30 Days of Natural Language Processing Quiz

Explore the essential concepts and workflow of Natural Language Processing, including data preparation, model evaluation, and key text classification steps. This quiz focuses on foundational NLP practices used in modern machine learning projects.

  1. Stages of the NLP Pipeline

    Which of these is a typical sequence of stages in a standard NLP pipeline for building a machine learning model?

    1. Modelling, feature engineering, text collection, deployment, evaluation, text cleaning
    2. Model evaluation, text cleaning, modelling, data acquisition, feature engineering, deployment
    3. Data acquisition, text cleaning, pre-processing, feature engineering, modelling, evaluation, deployment
    4. Feature engineering, data collection, model deployment, modelling, evaluation, text cleaning

    Explanation: The commonly accepted sequence starts with acquiring data, followed by cleaning, pre-processing, feature engineering, modelling, evaluation, and finally deployment. The other options mix up these steps, which can disrupt the logical flow necessary for effective NLP projects.

  2. Purpose of Feature Engineering

    What is the main purpose of feature engineering in Natural Language Processing tasks?
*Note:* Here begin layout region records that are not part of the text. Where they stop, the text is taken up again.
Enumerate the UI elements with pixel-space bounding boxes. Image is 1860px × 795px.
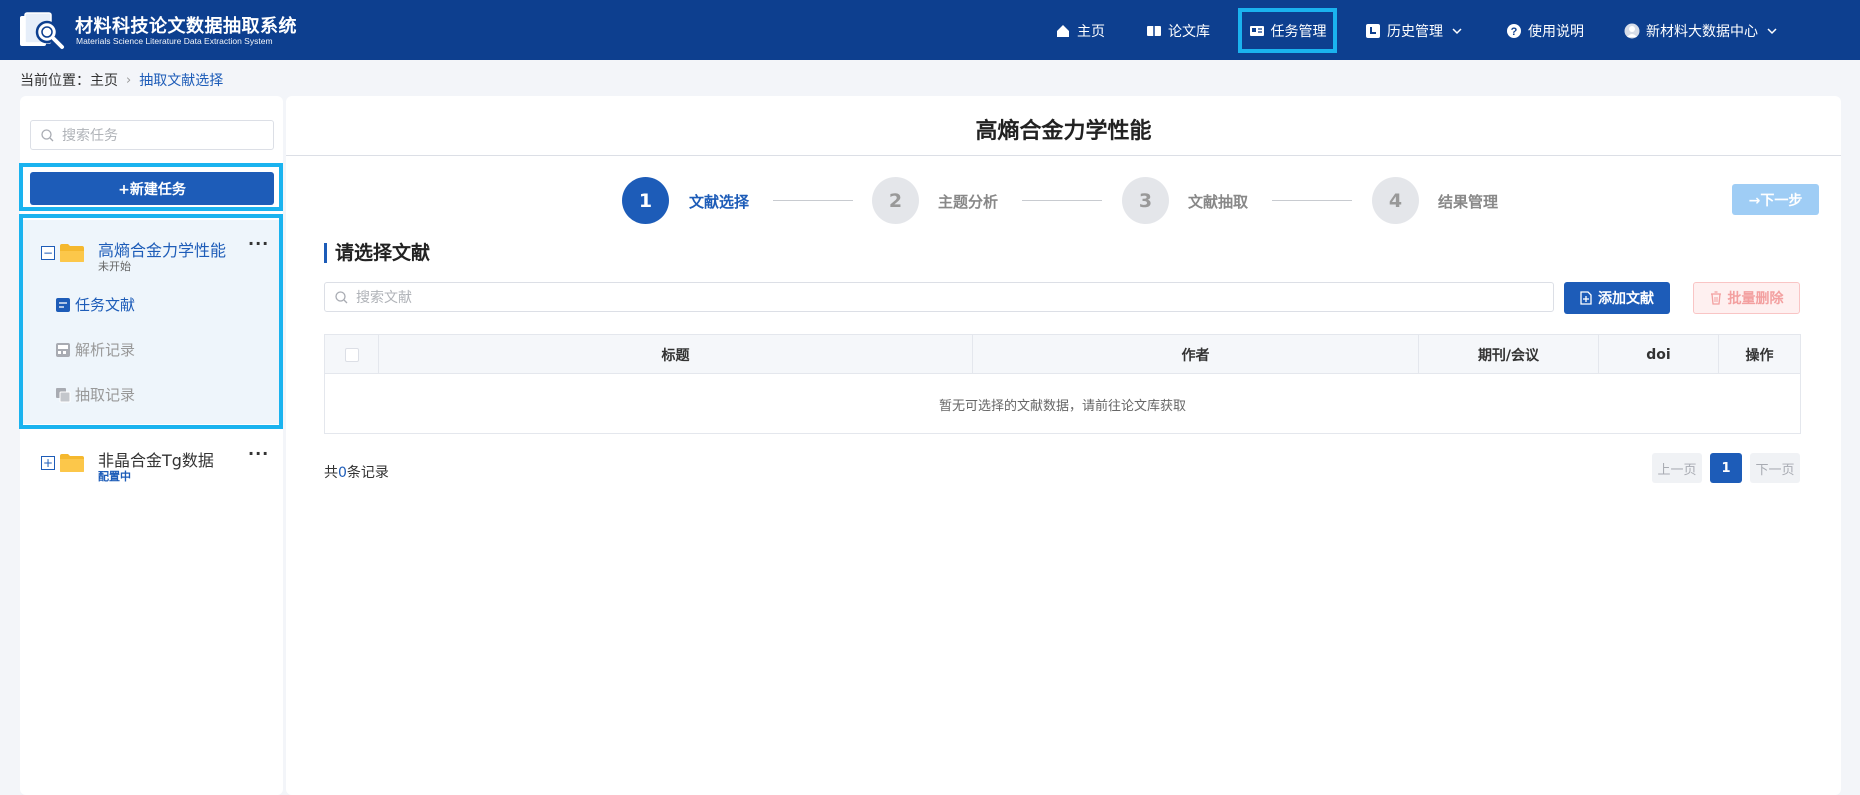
task-sidebar: 搜索任务 +新建任务 − 高熵合金力学性能 未开始 ··· 任务文献 解析记录 …: [19, 96, 283, 795]
task-search-placeholder: 搜索任务: [62, 128, 118, 144]
breadcrumb-prefix: 当前位置：: [20, 73, 90, 89]
record-count: 共0条记录: [324, 462, 389, 482]
batch-delete-button[interactable]: 批量删除: [1693, 282, 1800, 314]
step-2-circle: 2: [872, 177, 919, 224]
nav-user-label: 新材料大数据中心: [1646, 23, 1758, 40]
help-icon: ?: [1507, 23, 1521, 38]
record-count-suffix: 条记录: [346, 465, 389, 481]
step-connector: [1022, 200, 1102, 201]
search-icon: [41, 128, 54, 141]
nav-help[interactable]: ? 使用说明: [1496, 8, 1594, 53]
task-card-icon: [1249, 25, 1264, 36]
column-header-doi: doi: [1599, 335, 1719, 374]
nav-help-label: 使用说明: [1528, 23, 1584, 40]
top-navbar: 材料科技论文数据抽取系统 Materials Science Literatur…: [0, 0, 1860, 60]
breadcrumb-home[interactable]: 主页: [90, 70, 118, 90]
new-task-button[interactable]: +新建任务: [30, 172, 274, 205]
column-header-title: 标题: [379, 335, 973, 374]
divider: [286, 155, 1841, 156]
column-header-author: 作者: [973, 335, 1419, 374]
add-document-button[interactable]: 添加文献: [1564, 282, 1670, 314]
section-title: 请选择文献: [324, 243, 430, 263]
task-status: 配置中: [98, 470, 131, 483]
expand-icon[interactable]: +: [41, 456, 55, 470]
folder-icon: [60, 454, 84, 472]
add-document-label: 添加文献: [1598, 291, 1654, 307]
nav-home[interactable]: 主页: [1045, 8, 1115, 53]
nav-home-label: 主页: [1077, 23, 1105, 40]
table-empty-text: 暂无可选择的文献数据，请前往论文库获取: [938, 398, 1186, 414]
batch-delete-label: 批量删除: [1727, 291, 1784, 307]
file-add-icon: [1580, 291, 1592, 305]
highlight-frame: [19, 214, 283, 429]
select-all-cell: [325, 335, 379, 374]
task-item-collapsed: + 非晶合金Tg数据 配置中 ···: [20, 436, 283, 483]
chevron-down-icon: [1767, 27, 1777, 34]
breadcrumb: 当前位置： 主页 › 抽取文献选择: [20, 70, 223, 90]
nav-history-label: 历史管理: [1387, 23, 1443, 40]
logo-icon: [20, 12, 64, 49]
nav-task-management[interactable]: 任务管理: [1238, 8, 1337, 53]
nav-task-label: 任务管理: [1270, 23, 1327, 40]
page-number-button[interactable]: 1: [1710, 453, 1742, 483]
task-search-input[interactable]: 搜索任务: [30, 120, 274, 150]
nav-library-label: 论文库: [1168, 23, 1210, 40]
app-subtitle: Materials Science Literature Data Extrac…: [76, 36, 273, 46]
user-avatar-icon: [1624, 23, 1640, 38]
history-icon: [1366, 23, 1380, 38]
select-all-checkbox[interactable]: [344, 347, 359, 362]
chevron-down-icon: [1452, 27, 1462, 34]
step-1-label: 文献选择: [689, 193, 750, 211]
column-header-journal: 期刊/会议: [1419, 335, 1599, 374]
record-count-prefix: 共: [324, 465, 338, 481]
table-header: 标题 作者 期刊/会议 doi 操作: [325, 335, 1800, 374]
step-connector: [773, 200, 853, 201]
page-title: 高熵合金力学性能: [975, 119, 1152, 144]
book-icon: [1147, 25, 1161, 36]
app-title: 材料科技论文数据抽取系统: [75, 16, 297, 37]
document-table: 标题 作者 期刊/会议 doi 操作 暂无可选择的文献数据，请前往论文库获取: [324, 334, 1801, 434]
main-panel: 高熵合金力学性能 1 文献选择 2 主题分析 3 文献抽取 4 结果管理 →下一…: [286, 96, 1841, 795]
nav-history[interactable]: 历史管理: [1355, 8, 1473, 53]
step-3-label: 文献抽取: [1188, 193, 1249, 211]
more-icon[interactable]: ···: [248, 444, 269, 463]
next-page-button[interactable]: 下一页: [1750, 453, 1800, 483]
svg-text:?: ?: [1511, 26, 1518, 38]
trash-icon: [1710, 291, 1721, 305]
column-header-actions: 操作: [1745, 347, 1774, 364]
document-search-input[interactable]: 搜索文献: [324, 282, 1554, 312]
chevron-right-icon: ›: [126, 72, 132, 88]
document-search-placeholder: 搜索文献: [356, 290, 412, 306]
step-4-circle: 4: [1372, 177, 1419, 224]
step-2-label: 主题分析: [938, 193, 999, 211]
nav-user-menu[interactable]: 新材料大数据中心: [1614, 8, 1788, 53]
nav-library[interactable]: 论文库: [1136, 8, 1220, 53]
step-4-label: 结果管理: [1438, 193, 1499, 211]
step-3-circle: 3: [1122, 177, 1169, 224]
step-1-circle: 1: [622, 177, 669, 224]
home-icon: [1057, 24, 1069, 37]
next-step-button[interactable]: →下一步: [1732, 184, 1819, 215]
search-icon: [335, 290, 348, 303]
record-count-number: 0: [338, 465, 347, 481]
step-connector: [1272, 200, 1352, 201]
prev-page-button[interactable]: 上一页: [1652, 453, 1702, 483]
breadcrumb-current: 抽取文献选择: [139, 73, 224, 89]
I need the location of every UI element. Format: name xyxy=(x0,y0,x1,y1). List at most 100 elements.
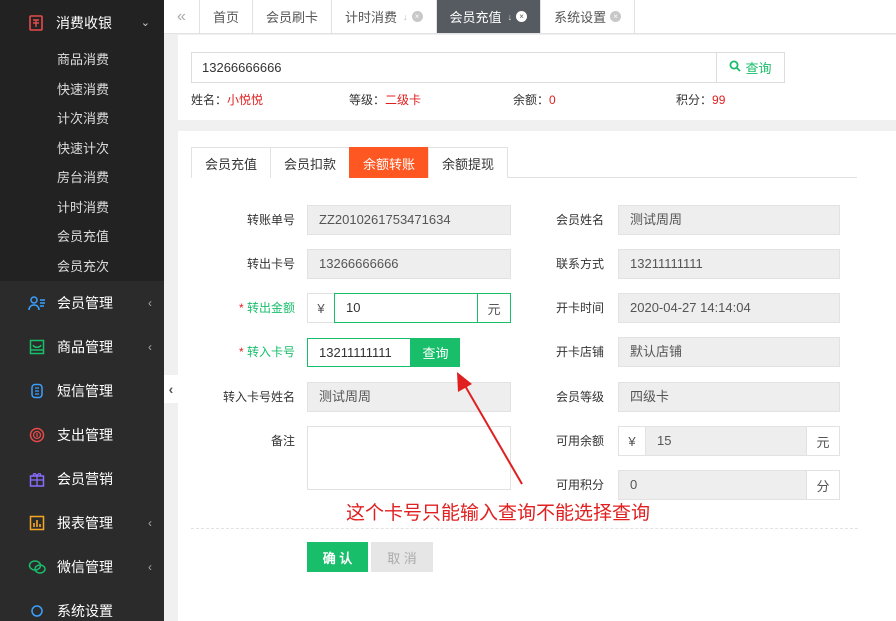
tab-0[interactable]: 首页 xyxy=(200,0,254,33)
member-level-field: 四级卡 xyxy=(618,382,840,412)
subtab-0[interactable]: 会员充值 xyxy=(191,147,272,178)
name-label: 姓名： xyxy=(191,93,228,107)
in-name-field: 测试周周 xyxy=(307,382,511,412)
cashier-icon xyxy=(28,14,44,31)
sidebar-subitem[interactable]: 会员充次 xyxy=(0,252,164,282)
amount-label: * 转出金额 xyxy=(215,293,295,323)
collapse-sidebar-button[interactable]: ‹ xyxy=(164,375,178,403)
tabs-scroll-left-icon[interactable]: « xyxy=(164,0,200,33)
tab-label: 系统设置 xyxy=(554,10,607,25)
chevron-left-icon: ‹ xyxy=(148,560,152,574)
amount-suffix: 元 xyxy=(477,293,511,323)
chevron-left-icon: ‹ xyxy=(148,340,152,354)
chevron-left-icon: ‹ xyxy=(148,296,152,310)
report-icon xyxy=(28,514,46,532)
transfer-no-field: ZZ2010261753471634 xyxy=(307,205,511,235)
member-balance-info: 余额：0 xyxy=(513,91,556,108)
sidebar-group-members[interactable]: 会员管理 ‹ xyxy=(0,281,164,325)
sidebar-group-label: 系统设置 xyxy=(57,603,113,619)
member-name-label: 会员姓名 xyxy=(555,213,604,227)
member-search-button[interactable]: 查询 xyxy=(716,52,785,83)
in-card-input[interactable]: 13211111111 xyxy=(307,338,411,367)
sidebar-group-cashier[interactable]: 消费收银 ⌄ xyxy=(0,0,164,45)
out-card-field: 13266666666 xyxy=(307,249,511,279)
tab-4[interactable]: 系统设置 × xyxy=(541,0,636,33)
search-icon xyxy=(729,60,742,75)
avail-balance-label: 可用余额 xyxy=(555,434,604,448)
sidebar-subitem[interactable]: 快速计次 xyxy=(0,134,164,164)
members-icon xyxy=(28,294,46,312)
member-level-label: 会员等级 xyxy=(555,390,604,404)
tab-label: 首页 xyxy=(213,10,240,25)
tab-2[interactable]: 计时消费 ↓ × xyxy=(332,0,437,33)
confirm-button[interactable]: 确 认 xyxy=(307,542,368,572)
balance-value: 0 xyxy=(549,93,556,107)
amount-prefix: ¥ xyxy=(307,293,335,323)
sidebar-group-label: 微信管理 xyxy=(57,559,113,575)
page-tabs: « 首页 会员刷卡 计时消费 ↓ × 会员充值 ↓ × 系统设置 × xyxy=(164,0,896,34)
sidebar-group-label: 支出管理 xyxy=(57,427,113,443)
tab-label: 会员充值 xyxy=(449,10,502,25)
contact-field: 13211111111 xyxy=(618,249,840,279)
remark-label: 备注 xyxy=(270,434,295,448)
sidebar-group-report[interactable]: 报表管理 ‹ xyxy=(0,501,164,545)
cancel-button[interactable]: 取 消 xyxy=(371,542,433,572)
sidebar: 消费收银 ⌄ 商品消费 快速消费 计次消费 快速计次 房台消费 计时消费 会员充值 会员充次 … xyxy=(0,0,164,621)
form-divider xyxy=(191,528,858,529)
remark-textarea[interactable] xyxy=(307,426,511,490)
open-time-label: 开卡时间 xyxy=(555,301,604,315)
subtab-3[interactable]: 余额提现 xyxy=(428,147,509,178)
sidebar-groups: 会员管理 ‹ 商品管理 ‹ 短信管理支出管理会员营销报表管理 ‹ 微信管理 ‹ 系统设置 xyxy=(0,281,164,621)
sidebar-group-goods[interactable]: 商品管理 ‹ xyxy=(0,325,164,369)
close-icon[interactable]: × xyxy=(516,11,528,22)
sidebar-subitem[interactable]: 会员充值 xyxy=(0,222,164,252)
sidebar-group-label: 短信管理 xyxy=(57,383,113,399)
tab-1[interactable]: 会员刷卡 xyxy=(253,0,333,33)
gift-icon xyxy=(28,470,46,488)
tab-3[interactable]: 会员充值 ↓ × xyxy=(436,0,542,33)
sidebar-subitem[interactable]: 房台消费 xyxy=(0,163,164,193)
subtab-1[interactable]: 会员扣款 xyxy=(270,147,351,178)
sidebar-group-sms[interactable]: 短信管理 xyxy=(0,369,164,413)
search-button-label: 查询 xyxy=(745,61,772,76)
sidebar-subitem[interactable]: 快速消费 xyxy=(0,75,164,105)
in-name-label: 转入卡号姓名 xyxy=(222,390,295,404)
sidebar-group-label: 会员营销 xyxy=(57,471,113,487)
pin-icon[interactable]: ↓ xyxy=(508,12,513,22)
sidebar-subitem[interactable]: 计时消费 xyxy=(0,193,164,223)
points-label: 积分： xyxy=(676,93,713,107)
points-value: 99 xyxy=(712,93,726,107)
member-name-field: 测试周周 xyxy=(618,205,840,235)
subtab-2[interactable]: 余额转账 xyxy=(349,147,430,178)
sidebar-group-expense[interactable]: 支出管理 xyxy=(0,413,164,457)
member-search-input[interactable]: 13266666666 xyxy=(191,52,717,83)
out-card-label: 转出卡号 xyxy=(246,257,295,271)
member-search-card: 13266666666 查询 姓名：小悦悦 等级：二级卡 余额：0 积分：99 xyxy=(178,35,896,120)
member-points-info: 积分：99 xyxy=(676,91,725,108)
close-icon[interactable]: × xyxy=(411,11,423,22)
sidebar-group-wechat[interactable]: 微信管理 ‹ xyxy=(0,545,164,589)
tab-label: 会员刷卡 xyxy=(266,10,319,25)
sidebar-subitem[interactable]: 商品消费 xyxy=(0,45,164,75)
contact-label: 联系方式 xyxy=(555,257,604,271)
amount-label-text: 转出金额 xyxy=(246,301,295,315)
member-name-info: 姓名：小悦悦 xyxy=(191,91,263,108)
store-field: 默认店铺 xyxy=(618,337,840,367)
amount-input[interactable]: 10 xyxy=(334,293,478,323)
close-icon[interactable]: × xyxy=(610,11,622,22)
operation-tabs: 会员充值 会员扣款 余额转账 余额提现 xyxy=(191,147,857,178)
pin-icon[interactable]: ↓ xyxy=(403,12,408,22)
sidebar-group-gift[interactable]: 会员营销 xyxy=(0,457,164,501)
store-label: 开卡店铺 xyxy=(555,345,604,359)
name-value: 小悦悦 xyxy=(227,93,264,107)
avail-points-label: 可用积分 xyxy=(555,478,604,492)
avail-balance-prefix: ¥ xyxy=(618,426,646,456)
sidebar-group-settings[interactable]: 系统设置 xyxy=(0,589,164,621)
chevron-down-icon: ⌄ xyxy=(140,17,150,29)
avail-balance-suffix: 元 xyxy=(806,426,840,456)
sidebar-group-label: 消费收银 xyxy=(56,14,112,31)
level-label: 等级： xyxy=(349,93,386,107)
sidebar-subitem[interactable]: 计次消费 xyxy=(0,104,164,134)
required-star: * xyxy=(238,301,244,315)
in-card-query-button[interactable]: 查询 xyxy=(411,338,460,367)
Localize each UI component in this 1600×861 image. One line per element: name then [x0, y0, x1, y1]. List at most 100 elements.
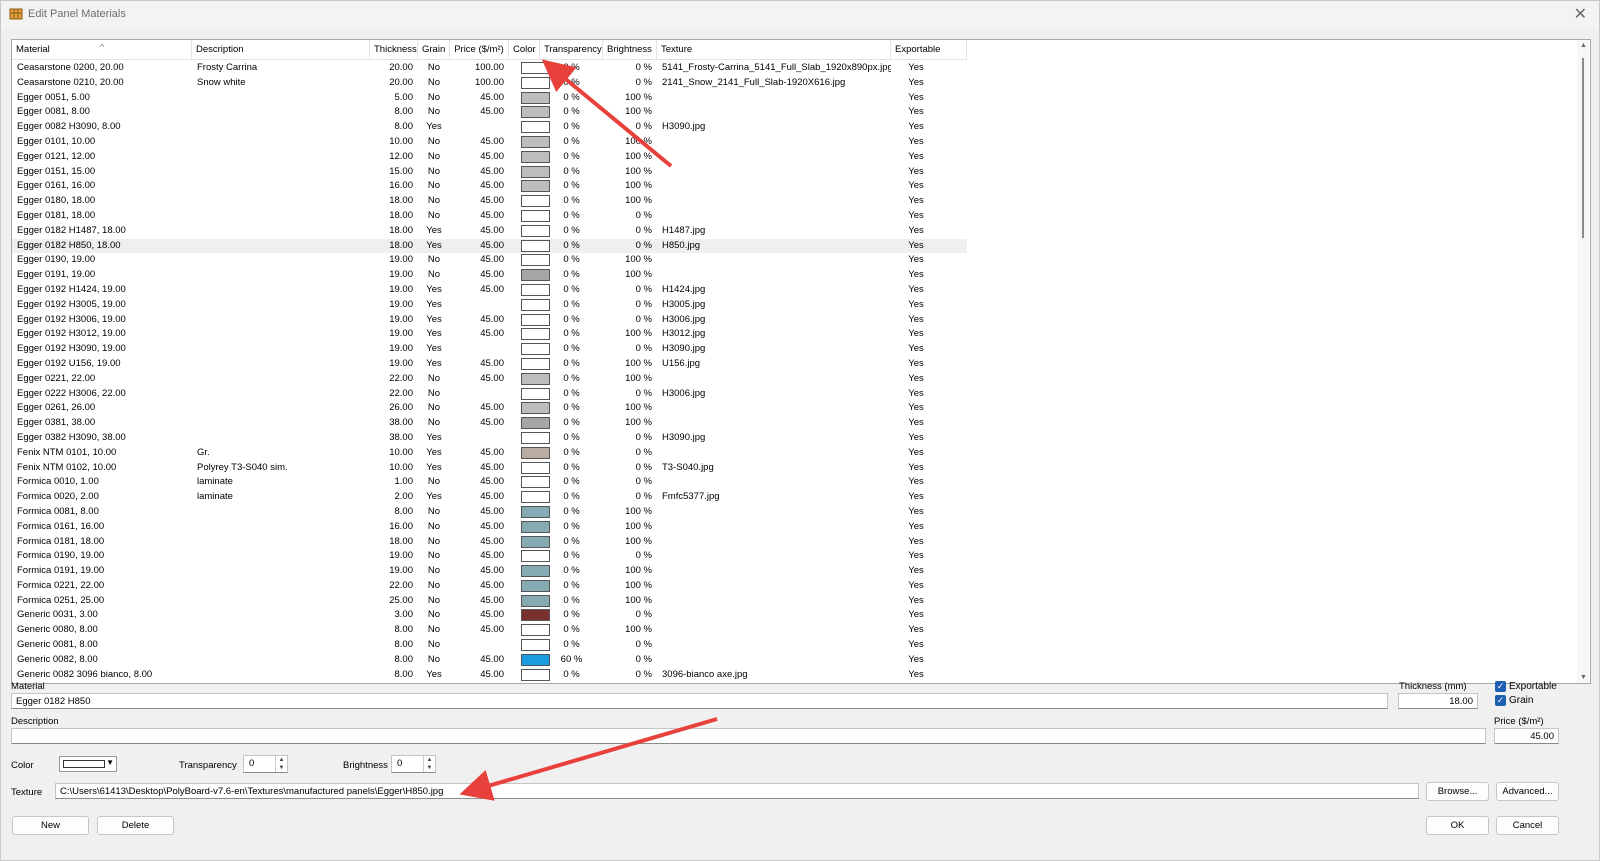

    1. Removing all stopwords and punctuation from text
    2. Storing raw text in databases
    3. Transforming text into numeric representations suitable for algorithms
    4. Visualizing model performance on new data

    Explanation: Feature engineering involves transforming textual data into numerical vectors that algorithms can process. Visualizing performance and stopword removal are parts of evaluation and pre-processing, whereas storing raw text is not feature engineering.

  3. Types of Model Evaluation

    What is the difference between intrinsic and extrinsic evaluation methods in NLP?

    1. Intrinsic evaluates model metrics; extrinsic tests against business objectives
    2. Intrinsic stores data; extrinsic retrieves data
    3. Intrinsic cleans data; extrinsic visualizes data
    4. Intrinsic transforms text; extrinsic deploys models

    Explanation: Intrinsic evaluation measures the performance of a model using quantitative metrics, while extrinsic evaluation assesses how well the model accomplishes external or business tasks. The other options confuse evaluation with unrelated processes.

  4. Text Pre-processing Steps

    Which of the following is commonly performed during pre-processing of text for NLP projects?

    1. Training a machine learning algorithm
    2. Deploying the model as an API
    3. Displaying feature importance plots
    4. Removing stopwords and lemmatizing words

    Explanation: Pre-processing typically involves steps like stopword removal, lemmatization, lowercasing, and filtering unwanted characters. Training models and deployment are later stages, while feature importance plots relate to model interpretation.

  5. Importance of Model Updating

    Why is model updating important in an NLP workflow that classifies new documents over time?

    1. It disables monitoring of model performance
    2. It helps the model adapt to new data and stay accurate
    3. It allows the model to clean the original dataset again
    4. It removes the need for feature engineering

    Explanation: Regularly updating the model ensures it learns from new data and maintains its performance. Cleaning the dataset and feature engineering are separate tasks, and disabling monitoring would reduce effectiveness rather than improve the workflow.